D- MADDE HÜKMÜNDEN YARARLANMANIN DİĞER ŞARTLARI

            1- Kanunun 5 inci maddesi kapsamına, Kanunun yürürlüğe girdiği tarihten önce başlanılmış olan vergi incelemeleri ile takdir, tarh ve tahakkuk işlemlerine konu vergiler girdiğinden, anılan maddede, madde hükmünün uygulanmasına esas olmak üzere incelemeye başlama ifadesine açıklık getirilmiştir.

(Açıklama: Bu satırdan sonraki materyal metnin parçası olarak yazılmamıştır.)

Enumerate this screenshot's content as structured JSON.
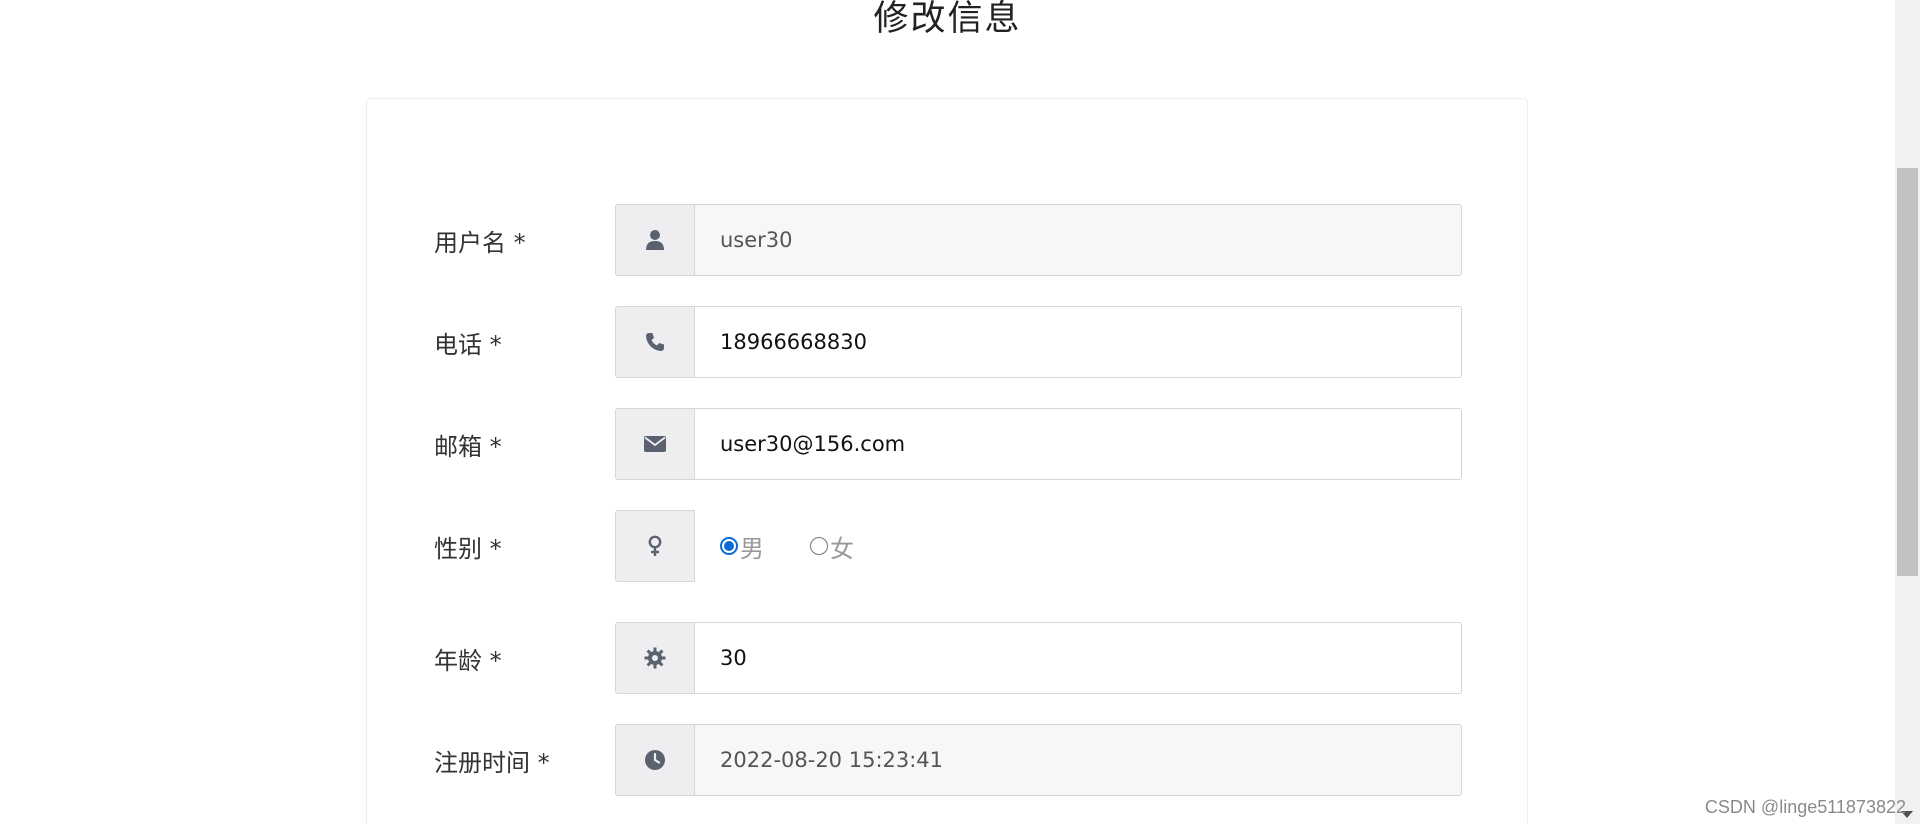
{
  "page": {
    "title": "修改信息"
  },
  "form": {
    "username": {
      "label": "用户名 *",
      "value": "user30",
      "icon": "user-icon"
    },
    "phone": {
      "label": "电话 *",
      "value": "18966668830",
      "icon": "phone-icon"
    },
    "email": {
      "label": "邮箱 *",
      "value": "user30@156.com",
      "icon": "envelope-icon"
    },
    "gender": {
      "label": "性别 *",
      "icon": "venus-icon",
      "options": [
        "男",
        "女"
      ],
      "selected": "男"
    },
    "age": {
      "label": "年龄 *",
      "value": "30",
      "icon": "gear-icon"
    },
    "register_time": {
      "label": "注册时间 *",
      "value": "2022-08-20 15:23:41",
      "icon": "clock-icon"
    }
  },
  "watermark": "CSDN @linge511873822",
  "colors": {
    "radio_checked": "#0b6bd6",
    "icon": "#5a6270",
    "addon_bg": "#eeeef0",
    "readonly_bg": "#f7f7f7"
  }
}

            Buna göre, incelemeye başlama ifadesi;

-Kanunun yürürlüğe girdiği tarihten önce mükellef nezdinde işe başlama tutanağının düzenlenmesi,
 
-mükellefe davet veya defter ve belgelerin istenmesi yazısının tebliğ edilmiş olması,

-matrah tesisine yönelik tutanak düzenlenmesi ya da defter ve belgelerin incelenmek üzere vergi incelemesine yetkili olanlara ibraz edilmiş olması,

hallerini kapsamaktadır.

            Madde metninde de açıkça ifade edildiği üzere, defter ve belgelerin incelenmek üzere vergi incelemesine yetkili olanlara ibrazı gerektiğinden, Kanunun yürürlüğe girdiği tarihten önce defter ve belgelerin vergi inceleme yetkisi olmayanlara ibrazı, vergi incelemesine başlama olarak kabul edilmeyecektir.

2- Mükelleflerin bu madde hükmünden yararlanabilmeleri için dava açmamaları şarttır.

3- Madde hükmünden yararlanmak isteyen mükelleflerin, Vergi Usul Kanununun uzlaşma, tarhiyat öncesi uzlaşma ve vergi cezalarında indirim hükümlerinden yararlanmaları mümkün değildir.

4- Düzeltme taleplerine ilişkin incelemelere devam edilecektir. Ancak, mükelleflerin düzeltme istediği yıl için 4811 sayılı Kanunun 7, 8 ve 9 uncu maddelerine göre matrah artırımında bulunmaları halinde, düzeltme talebinden vazgeçtikleri kabul edilerek bu tür incelemeler sürdürülmeyecektir.